The scope of a variable is much simpler than in other languages. It doesn't start at declaration but is either :
the function in which you have the declaration
the global scope if the declaration isn't in a function
MDN :
The scope of a variable declared with var is the enclosing function
or, for variables declared outside a function, the global scope (which
is bound to the global object).
You can imagine that all variable declarations are moved to the start of the scope (the function). So this is exactly like
var x = 3;
(function (){
var x;
console.log('before', x); // now undefined
x = 7;
console.log('after', x); // now 7
return ;
})();
Be careful to understand what is the exact scope (the function, not the block) :
var x = 3;
(function (){
console.log('before', x); // this is undefined !
if (true) {
var x = 7;
}
return ;
})();
For this snippet, I'm not surprised global variable 'a' evaluates to be 5.
http://jsfiddle.net/MeiJsVa23/gZSxY/ :
var a = 10;
function func(){
a = 5;
}
func(); // expect global variable 'a' to be modified to 5;
alert(a); // and this prints out 5 as expected.
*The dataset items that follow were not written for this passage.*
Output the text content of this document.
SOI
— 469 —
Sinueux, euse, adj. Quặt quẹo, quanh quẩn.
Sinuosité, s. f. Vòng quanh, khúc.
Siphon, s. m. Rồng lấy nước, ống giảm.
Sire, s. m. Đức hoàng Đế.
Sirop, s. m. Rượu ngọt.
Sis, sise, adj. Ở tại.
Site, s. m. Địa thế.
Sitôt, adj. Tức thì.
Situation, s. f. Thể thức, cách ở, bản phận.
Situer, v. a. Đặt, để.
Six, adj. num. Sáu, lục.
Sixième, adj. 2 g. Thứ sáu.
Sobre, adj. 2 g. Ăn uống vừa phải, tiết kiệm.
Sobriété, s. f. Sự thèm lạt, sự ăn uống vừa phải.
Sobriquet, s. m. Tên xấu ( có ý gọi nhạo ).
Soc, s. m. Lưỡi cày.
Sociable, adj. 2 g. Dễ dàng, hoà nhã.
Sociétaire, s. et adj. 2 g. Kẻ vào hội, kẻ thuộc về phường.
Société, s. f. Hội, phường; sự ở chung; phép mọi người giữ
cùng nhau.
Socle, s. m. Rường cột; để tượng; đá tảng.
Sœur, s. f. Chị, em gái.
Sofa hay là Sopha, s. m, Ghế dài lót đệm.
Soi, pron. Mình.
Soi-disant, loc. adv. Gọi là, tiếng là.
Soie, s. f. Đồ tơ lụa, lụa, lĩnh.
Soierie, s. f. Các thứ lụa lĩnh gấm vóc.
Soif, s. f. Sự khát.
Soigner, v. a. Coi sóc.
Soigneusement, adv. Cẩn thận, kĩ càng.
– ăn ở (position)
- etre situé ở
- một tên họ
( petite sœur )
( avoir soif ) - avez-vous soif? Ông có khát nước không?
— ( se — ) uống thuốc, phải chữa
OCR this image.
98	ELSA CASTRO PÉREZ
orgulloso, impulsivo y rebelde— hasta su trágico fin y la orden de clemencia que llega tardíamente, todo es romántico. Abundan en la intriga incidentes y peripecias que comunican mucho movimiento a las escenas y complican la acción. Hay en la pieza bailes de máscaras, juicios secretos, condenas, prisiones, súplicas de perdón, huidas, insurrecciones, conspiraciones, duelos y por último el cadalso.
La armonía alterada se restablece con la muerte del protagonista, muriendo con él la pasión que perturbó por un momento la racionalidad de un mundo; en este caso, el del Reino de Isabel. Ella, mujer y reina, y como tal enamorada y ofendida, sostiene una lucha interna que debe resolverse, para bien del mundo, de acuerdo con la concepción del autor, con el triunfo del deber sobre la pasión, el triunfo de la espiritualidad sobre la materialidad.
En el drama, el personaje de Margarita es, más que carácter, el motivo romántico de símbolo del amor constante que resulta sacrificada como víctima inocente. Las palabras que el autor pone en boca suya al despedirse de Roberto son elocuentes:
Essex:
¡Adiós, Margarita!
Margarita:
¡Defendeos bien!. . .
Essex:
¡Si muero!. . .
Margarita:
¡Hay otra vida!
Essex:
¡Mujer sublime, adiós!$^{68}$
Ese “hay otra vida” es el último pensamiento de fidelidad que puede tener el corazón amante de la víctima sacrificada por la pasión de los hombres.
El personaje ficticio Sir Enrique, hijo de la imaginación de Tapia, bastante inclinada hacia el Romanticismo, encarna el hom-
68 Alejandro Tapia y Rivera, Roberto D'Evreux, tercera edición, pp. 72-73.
No surprise here.
But how come for this code snippet, global variable 'a' evaluates to be 10 and not 5? It's as if the a = 5 never happened.
http://jsfiddle.net/MeiJsVa23/2WZ7w/ :
var a = 10;
function func(){
a = 5;
var a = 23;
}
func(); // expect global variable 'a' to be modified to 5;
alert(a); // but this prints out 10!! why?
This is due to variable hoisting: anything defined with the var keyword gets 'hoisted' to the top of the current scope, creating a local variable a. See: http://www.adequatelygood.com/2010/2/JavaScript-Scoping-and-Hoisting
So, there are two things are going here: hoisting and shadowing.
Because the first one, variable declarations are "hoisted" to the top, so your code is equivalent to:
var a = 10;
function func(){
var a;
a = 5;
a = 23;
}
And because the second one, you're "shadowed" the global variable a with a local ones, so the changes are not reflected to the global a.
This is called "variable hoisting". var declarations (and function() declarations) are moved to the top of their scope.
This has to do with hoisting.
In the function, a local variable with the same name is declared. Even though it happens after your modification, it is deemed to have been declared before it - this is called hoisting.
Local variables hoist for declaration but not value. So:
function someFunc() {
alert(localVar); //undefined
var localVar = 5;
}
Functions, if declared with function name() {... syntax, hoist for both declaration and value.
function someFunc() {
alert(someInnerFunc()); //5
function someInnerFunc() { return 5; }
}
var a = 10; //a is 10
function func(){
a = 5; //a is 5
var a = 23; // a is now in local scope (via hoisting) and is 23
}
func();
alert(a); // prints global a = 10
Presumably, the statement var a = 23 creates a local variable for the whole scope. So the global a is shadowed for the entirety of func(), not just for the lines below the statement. So in your second snippet, a = 5 is assigning to the local variable declared below.